YV : Au début  j’étais révolté, je me disais « Pourquoi moi ? » Mais, le temps passant, j’ai compris que la notion de justice n’avait aucune résonance avec la nature. Le destin c’est le destin et on n’a pas le contrôle de tout. Je n’ai pas eu de colère destructrice, j’ai plutôt choisi d’évoluer. L’un des facteurs primordiaux c’est que j’étais célibataire lors de mon accident. La réaction face à ce type de situation dépend de la personnalité de chacun mais aussi du statut antérieur. En effet, si  j’avais  été manuel, cela aurait été plus difficile de réévaluer ma propre vie ; mais comme j’étais plutôt intellectuel cela a facilité ma réinsertion. Bien sur, j’ai eu un blocage avec la réalité [Yves croira pendant quelques temps que, malgré un problème à la moelle épinière, il pourra remarcher, ndlr]. La recherche sur  la moelle épinière n’est pas prioritaire par rapport au cancer ou au sida, et je le comprends, mais je pense qu’il y a aussi une mauvaise concurrence entre laboratoires qui n’échangent pas leurs informations et découvertes, et ralentissent ainsi les avancées.

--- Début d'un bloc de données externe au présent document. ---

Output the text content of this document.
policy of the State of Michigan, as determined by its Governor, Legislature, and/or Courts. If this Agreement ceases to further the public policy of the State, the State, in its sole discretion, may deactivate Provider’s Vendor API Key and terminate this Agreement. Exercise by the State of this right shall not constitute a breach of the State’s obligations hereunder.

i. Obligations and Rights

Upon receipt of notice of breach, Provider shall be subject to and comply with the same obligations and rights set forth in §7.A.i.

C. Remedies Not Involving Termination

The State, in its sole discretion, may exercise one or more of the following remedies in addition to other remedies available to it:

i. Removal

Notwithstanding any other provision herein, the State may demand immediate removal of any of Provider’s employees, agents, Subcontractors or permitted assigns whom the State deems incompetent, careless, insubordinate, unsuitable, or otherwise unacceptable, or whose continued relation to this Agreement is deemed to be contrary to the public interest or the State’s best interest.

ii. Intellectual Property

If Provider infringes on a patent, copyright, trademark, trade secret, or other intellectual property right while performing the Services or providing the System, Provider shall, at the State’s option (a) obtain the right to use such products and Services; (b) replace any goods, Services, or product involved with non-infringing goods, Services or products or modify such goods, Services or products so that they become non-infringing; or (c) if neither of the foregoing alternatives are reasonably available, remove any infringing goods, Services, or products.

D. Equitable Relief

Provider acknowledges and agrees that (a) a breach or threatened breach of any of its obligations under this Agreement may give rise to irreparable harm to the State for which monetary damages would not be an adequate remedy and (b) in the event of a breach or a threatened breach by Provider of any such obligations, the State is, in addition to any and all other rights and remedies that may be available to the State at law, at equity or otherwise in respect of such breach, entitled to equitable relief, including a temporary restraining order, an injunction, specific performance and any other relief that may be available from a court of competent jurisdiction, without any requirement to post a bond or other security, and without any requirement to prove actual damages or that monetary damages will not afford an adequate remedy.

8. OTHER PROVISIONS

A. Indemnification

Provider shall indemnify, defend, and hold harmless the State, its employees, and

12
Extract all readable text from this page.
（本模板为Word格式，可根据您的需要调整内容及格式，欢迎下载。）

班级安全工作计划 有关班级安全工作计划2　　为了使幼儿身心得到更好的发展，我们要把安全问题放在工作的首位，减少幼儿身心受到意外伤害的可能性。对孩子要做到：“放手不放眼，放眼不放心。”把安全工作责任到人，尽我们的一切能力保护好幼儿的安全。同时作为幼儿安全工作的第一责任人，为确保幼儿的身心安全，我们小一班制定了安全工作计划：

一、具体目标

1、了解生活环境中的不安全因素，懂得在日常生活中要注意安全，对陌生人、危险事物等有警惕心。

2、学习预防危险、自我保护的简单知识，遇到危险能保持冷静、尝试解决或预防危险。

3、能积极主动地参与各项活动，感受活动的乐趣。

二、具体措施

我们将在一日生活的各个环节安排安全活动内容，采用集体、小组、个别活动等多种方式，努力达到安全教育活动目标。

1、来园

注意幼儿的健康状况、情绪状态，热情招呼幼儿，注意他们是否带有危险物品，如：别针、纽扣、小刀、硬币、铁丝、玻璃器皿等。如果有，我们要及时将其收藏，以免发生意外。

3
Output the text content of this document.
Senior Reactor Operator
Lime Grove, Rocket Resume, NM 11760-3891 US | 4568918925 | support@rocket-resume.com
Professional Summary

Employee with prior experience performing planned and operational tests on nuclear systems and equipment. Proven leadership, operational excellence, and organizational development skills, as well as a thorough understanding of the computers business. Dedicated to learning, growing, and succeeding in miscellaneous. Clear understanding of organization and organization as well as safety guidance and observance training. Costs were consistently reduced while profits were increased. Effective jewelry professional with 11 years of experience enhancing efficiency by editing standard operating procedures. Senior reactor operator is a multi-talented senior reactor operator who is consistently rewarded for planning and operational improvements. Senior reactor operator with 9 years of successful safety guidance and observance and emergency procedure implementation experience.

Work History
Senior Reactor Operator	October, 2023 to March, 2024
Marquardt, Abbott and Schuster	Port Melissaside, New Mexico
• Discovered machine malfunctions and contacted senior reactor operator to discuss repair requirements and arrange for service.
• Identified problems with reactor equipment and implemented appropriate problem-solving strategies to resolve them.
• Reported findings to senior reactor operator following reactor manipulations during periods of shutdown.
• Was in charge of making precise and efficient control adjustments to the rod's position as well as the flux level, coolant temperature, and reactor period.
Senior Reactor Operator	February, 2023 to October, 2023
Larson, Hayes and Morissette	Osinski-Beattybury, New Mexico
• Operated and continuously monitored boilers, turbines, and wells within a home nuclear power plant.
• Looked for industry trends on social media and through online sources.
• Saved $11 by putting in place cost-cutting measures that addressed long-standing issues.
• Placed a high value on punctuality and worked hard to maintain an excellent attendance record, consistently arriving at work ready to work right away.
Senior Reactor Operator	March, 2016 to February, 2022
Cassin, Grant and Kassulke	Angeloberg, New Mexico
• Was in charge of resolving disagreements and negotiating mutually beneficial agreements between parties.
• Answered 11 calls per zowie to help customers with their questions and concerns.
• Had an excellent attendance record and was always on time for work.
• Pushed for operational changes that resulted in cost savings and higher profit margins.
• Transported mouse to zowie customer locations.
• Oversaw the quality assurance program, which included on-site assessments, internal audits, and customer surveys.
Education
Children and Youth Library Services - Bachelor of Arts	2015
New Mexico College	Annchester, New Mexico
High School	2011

On dit que le rire est la politesse du désespoir. Est-ce vrai pour vous, et notamment dans votre livre ?

YV : Pas du tout. L’humour ça n’est pas une bouée, c’est une arme pour se protéger du regard des autres, une façon de mettre de la distance, de prendre du recul vis à vis de soi même. Chacun a un truc pour mieux vivre, pour certains c’est l’alcool, la drogue ou le déni, moi c’est l’humour.

Aujourd’hui bien installé dans votre vie professionnelle comme privée, quel message voulez-vous faire passer ?

YV : Ne vous endormez jamais sur vous même. La vie est un flux constant, on ne trouvera jamais le bonheur éternel, il faut tout le temps se remettre en question. Il  faut  avancer, ne pas être obsédé par le passé, savoir que le futur n’est pas miraculeux mais regarder où l’on croit  pouvoir aller. Rester réaliste, également, parce que la vie  nous apprend qu’il faut en profiter au maximum. Les bons moments ne durent jamais, les mauvais non plus, alors la vie est supportable… il  faut juste savoir faire le gros dos en attendant que ça passe.

Nous somme en période de festival de Cannes. Si votre histoire était portée à l’écran, quel acteur  verriez-vous bien pour  tenir votre rôle ?

YV : A part Brad Pitt, euh… François Cluzet ou Vincent Lindon.

On ose rêver à Brad Pitt, et quittons Yves Veuillet dans un sourire. Le sien, si beau, est une preuve de son amour de la vie. J’ai testé, c’est  contagieux.

Yves Veuillet – Les Roues de l’infortune, « de la chute à la lutte » chez L’Harmattan.